Время он чувствовал двояко, что и отражено в двусмысленности самого этого слова: есть смысл физический, есть газетный, и одно никак не убиралось без другого. Даже в левитации, поглощенный небывалыми ощущениями, он помнил, что в городе чистят и ссылают, в мире орут и маршируют, и тень небывалой глупости и злодейства наползает на всех. У него, одного на тысячу, был выход, но выход, как назло, был перекрыт. После вечеров, проводимых в Публичке, он выходил шатаясь, с безумными, отчаянными глазами. Однажды его встретил и узнал Барцев, к тому времени известный детский поэт, успевший съездить в короткую ссылку в Орел и вернуться в Детгиз. Бубуины назывались теперь долгарями, понимая искусство как долг и как дело долгое.

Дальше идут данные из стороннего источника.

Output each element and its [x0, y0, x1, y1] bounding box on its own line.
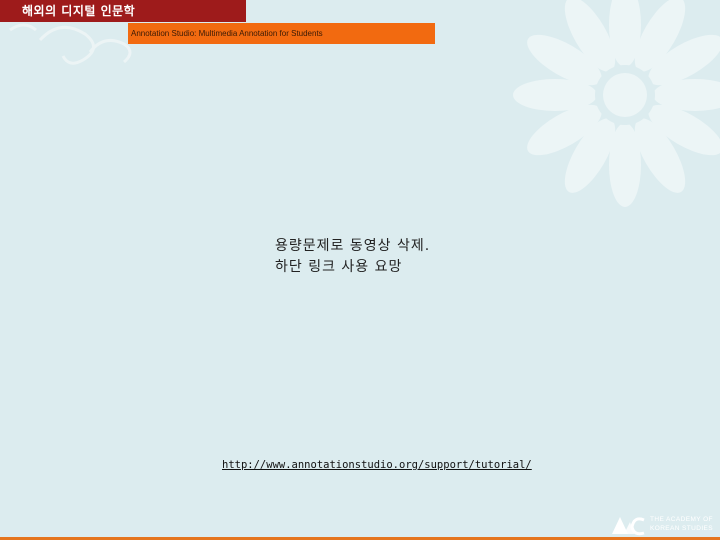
- tutorial-link[interactable]: http://www.annotationstudio.org/support/…: [222, 459, 532, 471]
- notice-text: 용량문제로 동영상 삭제. 하단 링크 사용 요망: [275, 236, 430, 278]
- academy-logo: THE ACADEMY OF KOREAN STUDIES: [610, 512, 718, 538]
- notice-line-1: 용량문제로 동영상 삭제.: [275, 238, 431, 254]
- slide: 해외의 디지털 인문학 Annotation Studio: Multimedi…: [0, 0, 720, 540]
- logo-line-2: KOREAN STUDIES: [650, 525, 714, 532]
- academy-logo-icon: [612, 517, 645, 536]
- subtitle-banner: Annotation Studio: Multimedia Annotation…: [128, 23, 435, 44]
- logo-line-1: THE ACADEMY OF: [650, 516, 713, 523]
- notice-line-2: 하단 링크 사용 요망: [275, 259, 403, 275]
- header-title: 해외의 디지털 인문학: [0, 0, 246, 22]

— А вы что тут? — спросил Барцев.

— Я? — рассеянно ответил Даня. — Я учусь убирать время.

— Как именно? — заинтересовался он.

— По большей части молча, — сказал Даня уже с раздражением. Барцев был ему никто, а лез с расспросами. Вообще люди раздражали его все сильней.

Эту фразу — «Вбегает мертвый господин и молча удаляет время» — Барцев записал тем же вечером, но использовал лишь через год.

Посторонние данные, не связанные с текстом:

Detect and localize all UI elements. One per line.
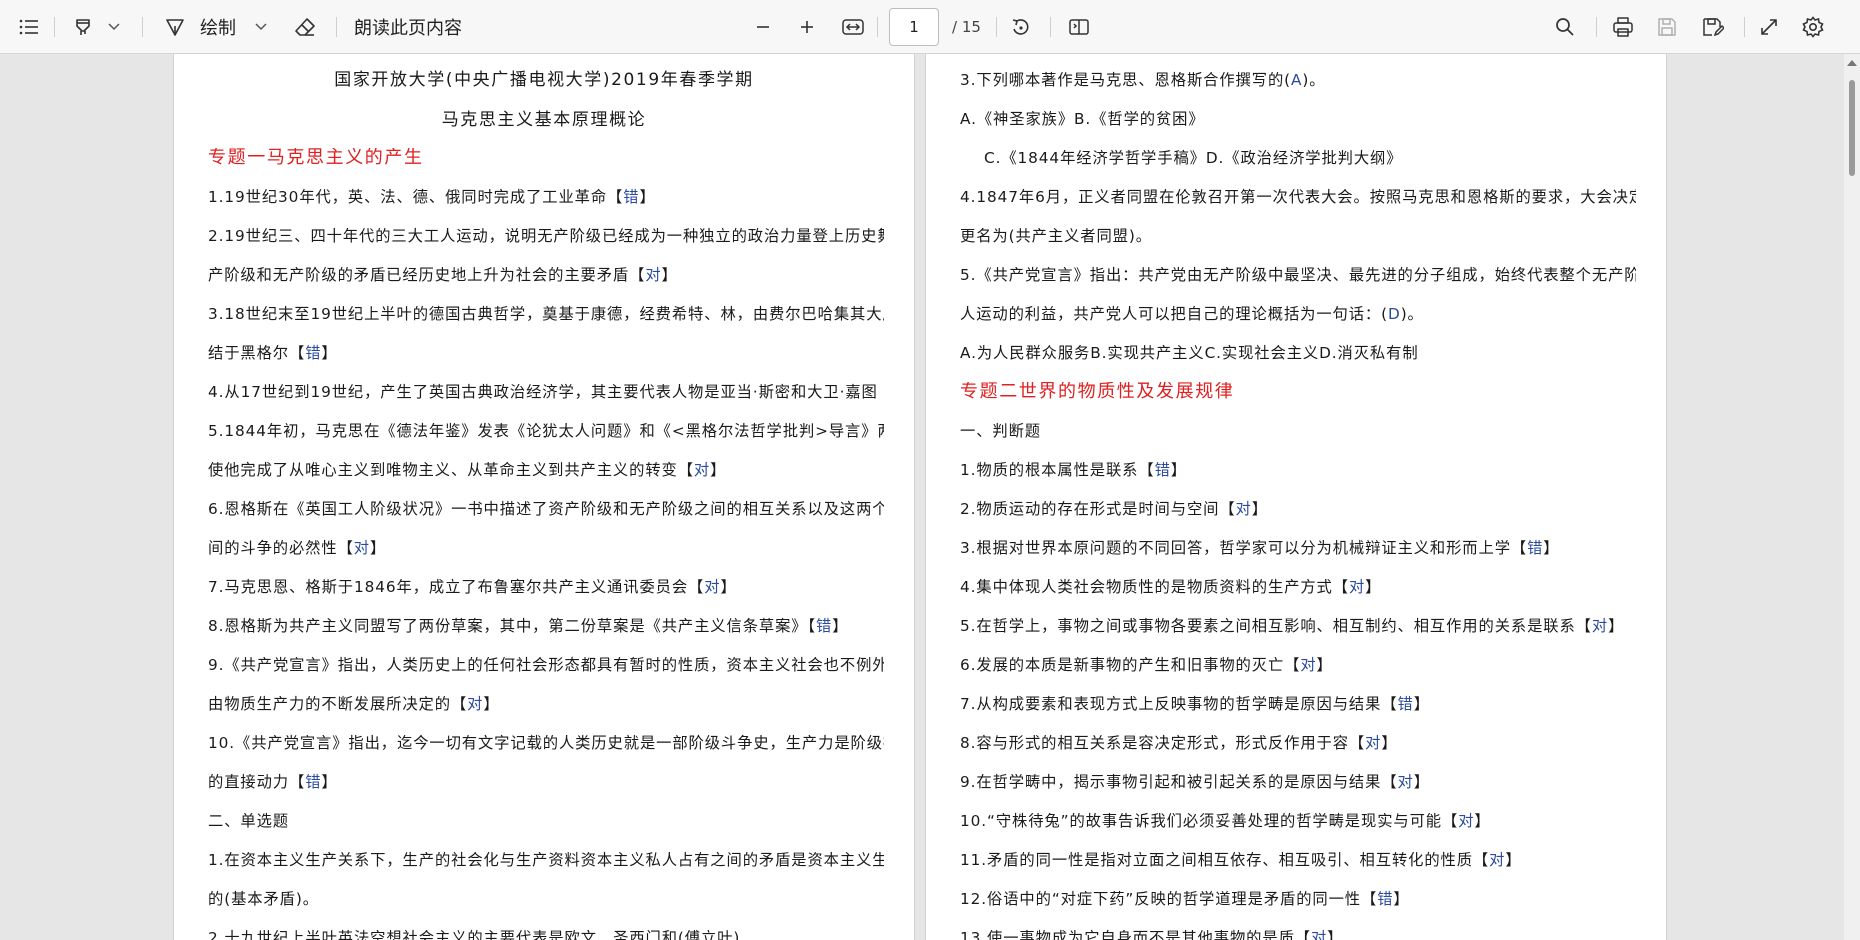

Но как ключом к левитации оказалось когда-то подростковое, многословное проклятье (стыдно было вспоминать его — как детские грезы о разврате), здесь оказалось нужно перерубить совсем другой канатик — крепкое, живучее чувство вины. Именно оно накрепко увязано с чувством времени — отсюда убийственная мысль о том, что уже пять часов дня, а мы не встали (хотя в постели были заняты единственно осмысленным делом — мечтанием, сном), страшное воспоминание о том, что уже пятнадцать лет, а ничего не сделано для славы, и вовсе уж сомнительное соображение о вине перед эпохой, которая вона на дворе, а я тут в норе. Даня полгода бился над разными способами убрать время, но вместо этого лишь убивал его, причем его всякий раз забрызгивало, а оно всякий раз воскресало. Проблема снялась, когда, отвлекаясь от многословного трактата Григория Сковороды о том, что есть мир, Даня решил прийти в себя и открыл газету «Вечерний Ленинград». Там он прочел рецензию на новую редакцию «Веры Народной» — Соболевский не дремал и чуть не каждый год обновлял свою «Чайку». Рецензент Г. Хрумин восторженно хвалил реставрированный спектакль Госдрамы. В этой версии, сочиненной режиссером с одобрения Деденева, матрос Шкондя был уже не прежний герой, а сомнительный революционный анархист, и Вера Народная сдавала в ЧеКа обоих — и белогвардейского мужа, и слишком красного братишечку. Спекулянтка Зося исчезла из пьесы вовсе — Фанни Кручинина играла теперь в Москве, у Таирова.